Imagine a world in which the two candidates for president of the United States both rigorously refuse to engage in negative campaigning. Who use their one debate to explain, in impassioned detail, their differing thoughts on tax policy and international leadership. Who, as the election comes down to Nevada and its electoral college votes, make it clear they will not get lawyers involved.
“I will be a winner or a loser,” Vinick says as political consultant Bruno Gianelli (Ron Silver), in Mephistophelean mode, tries to persuade him to demand a recount if he loses. “I won’t be a sore loser.”
In the other camp, campaign manager Josh Lyman (Bradley Whitford) tells Santos: “You take it to court, you’re the guy who screams at the ump because you don’t like the call at the plate. Nobody votes for that guy again.”
In 2006, when the episode premiered, these responses might have been read as a reference to the drawn-out, many-lawyers-involved Florida recount in 2000. Or they might simply have functioned as a convenient plot device on a long-running TV show.
President-elect Donald Trump filed multiple court cases in hopes of reversing his 2020 loss to President Joe Biden. And directed an armed mob to the Capitol to prevent Congress from certifying Biden’s victory. And ginned up more false allegations of widespread voter fraud. After all that, “The West Wing’s” nobility of purpose is enough to make one weep. Even more copiously than when Barlet’s beloved assistant Mrs. Landingham (Kathryn Joosten) died.

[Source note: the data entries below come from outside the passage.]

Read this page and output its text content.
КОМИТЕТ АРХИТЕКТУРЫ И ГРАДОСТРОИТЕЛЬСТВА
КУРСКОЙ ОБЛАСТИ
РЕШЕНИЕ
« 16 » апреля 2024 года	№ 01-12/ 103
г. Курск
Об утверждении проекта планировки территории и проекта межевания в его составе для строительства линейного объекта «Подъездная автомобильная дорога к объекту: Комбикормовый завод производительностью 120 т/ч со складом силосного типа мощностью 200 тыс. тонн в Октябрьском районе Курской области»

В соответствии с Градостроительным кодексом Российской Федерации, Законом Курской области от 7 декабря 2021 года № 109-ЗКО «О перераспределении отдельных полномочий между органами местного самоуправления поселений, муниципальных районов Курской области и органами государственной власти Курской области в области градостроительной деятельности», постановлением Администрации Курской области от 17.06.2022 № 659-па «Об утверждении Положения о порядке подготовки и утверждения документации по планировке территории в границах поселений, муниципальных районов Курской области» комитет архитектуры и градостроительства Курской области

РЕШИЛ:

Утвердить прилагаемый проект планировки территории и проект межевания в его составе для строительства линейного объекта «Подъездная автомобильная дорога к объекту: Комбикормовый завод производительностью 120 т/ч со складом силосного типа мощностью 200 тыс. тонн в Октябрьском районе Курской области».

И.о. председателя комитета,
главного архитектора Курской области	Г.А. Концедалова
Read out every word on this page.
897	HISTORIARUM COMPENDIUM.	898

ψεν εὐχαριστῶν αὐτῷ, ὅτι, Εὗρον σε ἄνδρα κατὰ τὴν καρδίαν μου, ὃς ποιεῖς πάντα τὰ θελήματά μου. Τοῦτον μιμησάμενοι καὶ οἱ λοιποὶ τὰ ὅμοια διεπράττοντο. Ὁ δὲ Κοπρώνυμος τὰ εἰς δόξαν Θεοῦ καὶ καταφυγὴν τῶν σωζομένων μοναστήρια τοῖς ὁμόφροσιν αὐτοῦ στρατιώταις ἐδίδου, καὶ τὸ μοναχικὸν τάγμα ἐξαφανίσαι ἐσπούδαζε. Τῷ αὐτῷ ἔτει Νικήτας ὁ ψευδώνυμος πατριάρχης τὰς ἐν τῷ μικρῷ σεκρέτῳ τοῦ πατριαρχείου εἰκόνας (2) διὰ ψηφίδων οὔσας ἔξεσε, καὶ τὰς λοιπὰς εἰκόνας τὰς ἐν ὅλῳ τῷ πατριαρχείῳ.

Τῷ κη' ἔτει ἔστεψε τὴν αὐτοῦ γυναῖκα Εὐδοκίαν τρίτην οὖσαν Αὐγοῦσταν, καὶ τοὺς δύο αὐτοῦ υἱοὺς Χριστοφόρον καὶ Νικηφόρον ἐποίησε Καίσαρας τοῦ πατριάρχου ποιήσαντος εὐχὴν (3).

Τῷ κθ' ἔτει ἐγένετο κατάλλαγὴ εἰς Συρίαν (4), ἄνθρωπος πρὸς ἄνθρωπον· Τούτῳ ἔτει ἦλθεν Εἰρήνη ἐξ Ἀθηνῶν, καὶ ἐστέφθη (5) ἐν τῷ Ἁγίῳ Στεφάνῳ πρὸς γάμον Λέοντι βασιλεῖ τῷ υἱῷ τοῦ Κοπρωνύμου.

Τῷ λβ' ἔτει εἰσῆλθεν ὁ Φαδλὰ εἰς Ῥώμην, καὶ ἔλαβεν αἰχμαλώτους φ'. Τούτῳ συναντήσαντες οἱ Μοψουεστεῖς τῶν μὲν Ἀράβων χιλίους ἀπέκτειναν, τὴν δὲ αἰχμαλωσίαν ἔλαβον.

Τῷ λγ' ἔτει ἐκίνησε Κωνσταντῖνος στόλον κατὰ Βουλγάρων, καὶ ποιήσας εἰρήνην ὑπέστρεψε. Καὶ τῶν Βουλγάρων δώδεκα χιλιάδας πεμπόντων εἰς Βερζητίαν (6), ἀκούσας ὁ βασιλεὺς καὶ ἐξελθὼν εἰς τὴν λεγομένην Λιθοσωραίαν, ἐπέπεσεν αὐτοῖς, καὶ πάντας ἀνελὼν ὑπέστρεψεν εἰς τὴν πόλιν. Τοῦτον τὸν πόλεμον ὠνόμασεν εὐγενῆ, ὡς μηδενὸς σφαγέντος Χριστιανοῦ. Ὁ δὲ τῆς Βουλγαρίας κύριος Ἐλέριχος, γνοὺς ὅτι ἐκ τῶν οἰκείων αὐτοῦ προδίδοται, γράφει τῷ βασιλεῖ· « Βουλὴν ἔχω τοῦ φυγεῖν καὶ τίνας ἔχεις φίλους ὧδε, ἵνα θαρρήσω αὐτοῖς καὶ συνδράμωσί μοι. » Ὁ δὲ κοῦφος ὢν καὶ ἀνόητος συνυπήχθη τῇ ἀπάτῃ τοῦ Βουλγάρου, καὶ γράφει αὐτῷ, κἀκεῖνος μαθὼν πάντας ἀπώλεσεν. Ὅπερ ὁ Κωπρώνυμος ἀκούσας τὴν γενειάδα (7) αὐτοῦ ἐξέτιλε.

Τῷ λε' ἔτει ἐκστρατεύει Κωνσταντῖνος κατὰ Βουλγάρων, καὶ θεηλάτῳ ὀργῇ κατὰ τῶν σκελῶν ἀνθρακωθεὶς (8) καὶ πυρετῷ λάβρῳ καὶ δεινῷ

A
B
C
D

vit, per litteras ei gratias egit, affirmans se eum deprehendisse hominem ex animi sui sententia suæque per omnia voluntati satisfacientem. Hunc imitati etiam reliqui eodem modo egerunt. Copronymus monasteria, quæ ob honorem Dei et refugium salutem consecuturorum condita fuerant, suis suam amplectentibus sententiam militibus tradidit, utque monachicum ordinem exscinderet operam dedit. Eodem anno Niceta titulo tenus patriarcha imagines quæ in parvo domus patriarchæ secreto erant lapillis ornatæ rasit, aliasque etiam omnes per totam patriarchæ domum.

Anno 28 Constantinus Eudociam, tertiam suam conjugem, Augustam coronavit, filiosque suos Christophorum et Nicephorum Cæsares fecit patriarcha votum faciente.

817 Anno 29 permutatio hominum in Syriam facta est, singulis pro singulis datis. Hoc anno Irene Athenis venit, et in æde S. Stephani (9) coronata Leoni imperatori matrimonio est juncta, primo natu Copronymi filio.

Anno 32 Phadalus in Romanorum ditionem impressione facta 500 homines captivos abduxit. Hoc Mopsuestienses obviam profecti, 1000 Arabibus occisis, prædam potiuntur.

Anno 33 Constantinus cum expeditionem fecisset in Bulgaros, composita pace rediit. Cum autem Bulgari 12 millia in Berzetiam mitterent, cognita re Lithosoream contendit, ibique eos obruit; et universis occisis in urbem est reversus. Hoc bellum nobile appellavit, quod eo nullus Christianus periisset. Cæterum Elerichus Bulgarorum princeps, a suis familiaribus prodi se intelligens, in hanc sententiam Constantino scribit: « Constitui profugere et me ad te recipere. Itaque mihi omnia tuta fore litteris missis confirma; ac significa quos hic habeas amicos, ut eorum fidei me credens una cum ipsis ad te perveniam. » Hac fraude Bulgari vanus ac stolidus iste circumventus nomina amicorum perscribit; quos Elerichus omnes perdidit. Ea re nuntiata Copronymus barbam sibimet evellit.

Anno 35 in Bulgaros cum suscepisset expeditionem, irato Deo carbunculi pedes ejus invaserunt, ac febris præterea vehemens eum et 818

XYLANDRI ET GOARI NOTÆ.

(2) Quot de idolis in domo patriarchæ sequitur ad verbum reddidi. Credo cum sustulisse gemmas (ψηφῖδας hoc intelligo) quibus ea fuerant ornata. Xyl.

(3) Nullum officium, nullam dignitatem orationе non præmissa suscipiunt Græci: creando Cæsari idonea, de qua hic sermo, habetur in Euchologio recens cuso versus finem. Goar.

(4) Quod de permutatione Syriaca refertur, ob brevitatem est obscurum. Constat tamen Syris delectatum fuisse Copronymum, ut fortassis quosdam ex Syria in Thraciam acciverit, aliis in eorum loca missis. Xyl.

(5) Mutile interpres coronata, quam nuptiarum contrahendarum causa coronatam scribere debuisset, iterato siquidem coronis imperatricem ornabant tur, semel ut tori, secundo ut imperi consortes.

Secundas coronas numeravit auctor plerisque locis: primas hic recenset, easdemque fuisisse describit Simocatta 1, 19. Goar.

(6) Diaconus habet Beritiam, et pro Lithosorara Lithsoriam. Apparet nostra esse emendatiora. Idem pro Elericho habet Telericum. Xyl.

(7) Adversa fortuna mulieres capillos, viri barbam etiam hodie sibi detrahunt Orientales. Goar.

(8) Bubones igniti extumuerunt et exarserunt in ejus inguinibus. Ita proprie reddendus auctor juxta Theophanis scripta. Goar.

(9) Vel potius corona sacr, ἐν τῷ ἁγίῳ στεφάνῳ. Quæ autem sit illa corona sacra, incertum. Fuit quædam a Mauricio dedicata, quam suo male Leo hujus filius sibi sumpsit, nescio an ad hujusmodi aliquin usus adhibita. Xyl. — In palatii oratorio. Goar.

“The West Wing” was always Aaron Sorkin’s highly romanticized, often preachy, deeply personal and (mostly) progressive vision of presidential politics. (Though after 25 years its often patronizing yet somehow self-congratulatory treatment of some of its female characters seems jarring.) The race to replace Bartlet, which began more than a year after Sorkin left the show, is no different. Santos appears to be a near-perfect man of the people, with a resolute voting record and skeleton-free closet. Vinick believes in tax cuts, small government and school vouchers, but he is beloved on both sides of the aisle and is such a liberal Republican that he is loudly pro-choice. The Santos and Vinick campaigns’ notion of “attack ads” focuses on voting records, military service and Vinick’s support of nuclear power — not lies, conspiracy theories or ad hominem attacks. The dirtiest the campaign gets involves a leak that Santos’ running mate, former Bartlet Chief of Staff Leo McGarry (John Spencer), is struggling in debate prep (it turns out McGarry leaked the info himself) and an ad that mischaracterizes Santos’ position on abortion, which Vinick repeatedly demands be taken down.
Though the storylines echo voters’ spoken (if not actual) desire for elections to be about policy rather than mud-slinging, the civility of the Santos/Vinick campaign is so clearly aspirational it borders at times on the ridiculous: Only TV writers could believe that a single speech is capable of lifting a primary candidate from the brink of dropping out to winning the nomination.
But now those aspirations appear heart-breaking rather than absurd.